Obesity: It's All in the Family

Article

Obesity in children is a very complex problem. How children eat and what they believe about food and obesity is largely determined in their family units.

Obesity in children is a very complex problem. How children eat and what they believe about food and obesity is largely determined in their family units. Obesity is distributed disproportionately and seems to concentrate in economically challenged populations. Dysfunctional family dynamics can complicate treatment, frustrate clinicians, and create roadblocks for children who need to lose weight. In addition, public health communication strategies usually encourage behavioral changes; however, campaigns often mix behavioral and social messages associated with overweight and obesity. Children find this confusing.
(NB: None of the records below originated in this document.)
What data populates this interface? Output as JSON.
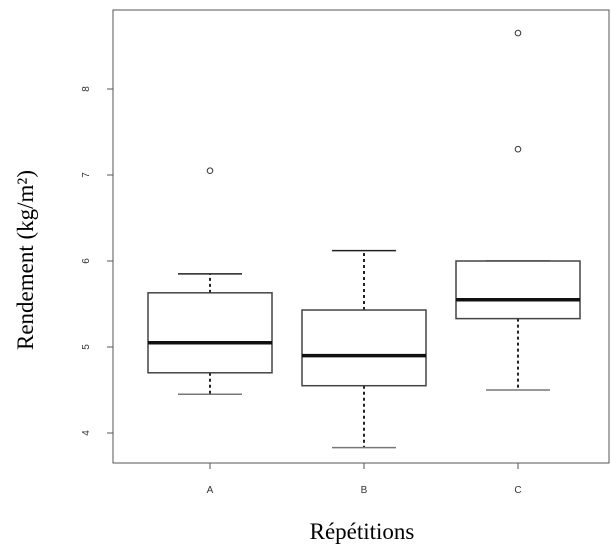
{
  "chart_data": {
    "type": "boxplot",
    "title": "",
    "xlabel": "Répétitions",
    "ylabel": "Rendement (kg/m²)",
    "categories": [
      "A",
      "B",
      "C"
    ],
    "ylim": [
      3.6,
      9.0
    ],
    "yticks": [
      4,
      5,
      6,
      7,
      8
    ],
    "grid": false,
    "legend": "none",
    "boxes": [
      {
        "category": "A",
        "whisker_low": 4.45,
        "q1": 4.7,
        "median": 5.05,
        "q3": 5.63,
        "whisker_high": 5.85,
        "outliers": [
          7.05
        ]
      },
      {
        "category": "B",
        "whisker_low": 3.83,
        "q1": 4.55,
        "median": 4.9,
        "q3": 5.43,
        "whisker_high": 6.12,
        "outliers": []
      },
      {
        "category": "C",
        "whisker_low": 4.5,
        "q1": 5.33,
        "median": 5.55,
        "q3": 6.0,
        "whisker_high": 6.0,
        "outliers": [
          7.3,
          8.65
        ]
      }
    ]
  }
}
Clinicians usually understand very little about how families understand and communicate information about weight and health.
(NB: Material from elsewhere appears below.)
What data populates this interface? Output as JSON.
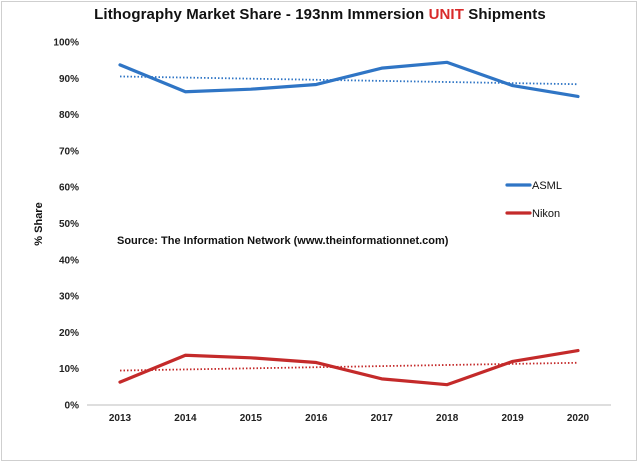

Researchers in Australia set out to determine how parents and children deal with weight- and health-related issues in their homes. They interviewed 150 family groups, defining a family as at least 1 parent and 1 child.

The researchers identified 3 thematic clusters after data analysis:

  • Parents and children both see obesity as a failure of personal responsibility. Parents tend to focus on the negative health implications, but children focus on the negative social implications.
  • Parents tend to apply moral frameworks to obesity. Perceiving themselves responsible, they often used scare tactics and negatively-framed messages to convey a message of danger. Children preferred positively-framed messages encouraging healthy behaviors.
  • Parents and children saw exercise and healthy eating as a means to achieve weight loss as opposed to a mechanism to achieve and maintain good health.

The authors indicate that simplistic and negatively (or morally) framed messages can be harmful, precipitating fad dieting or a focus on weight over health. Both parents and children seemed to be easily influenced toward these unintended consequences. Public health campaigns may deliver messages that focus on “normal” weight, and imply personal responsibility and blame. The best messages are pro-health, not anti-obesity.

This study appears in the August 2014 issue of Social Science & Medicine.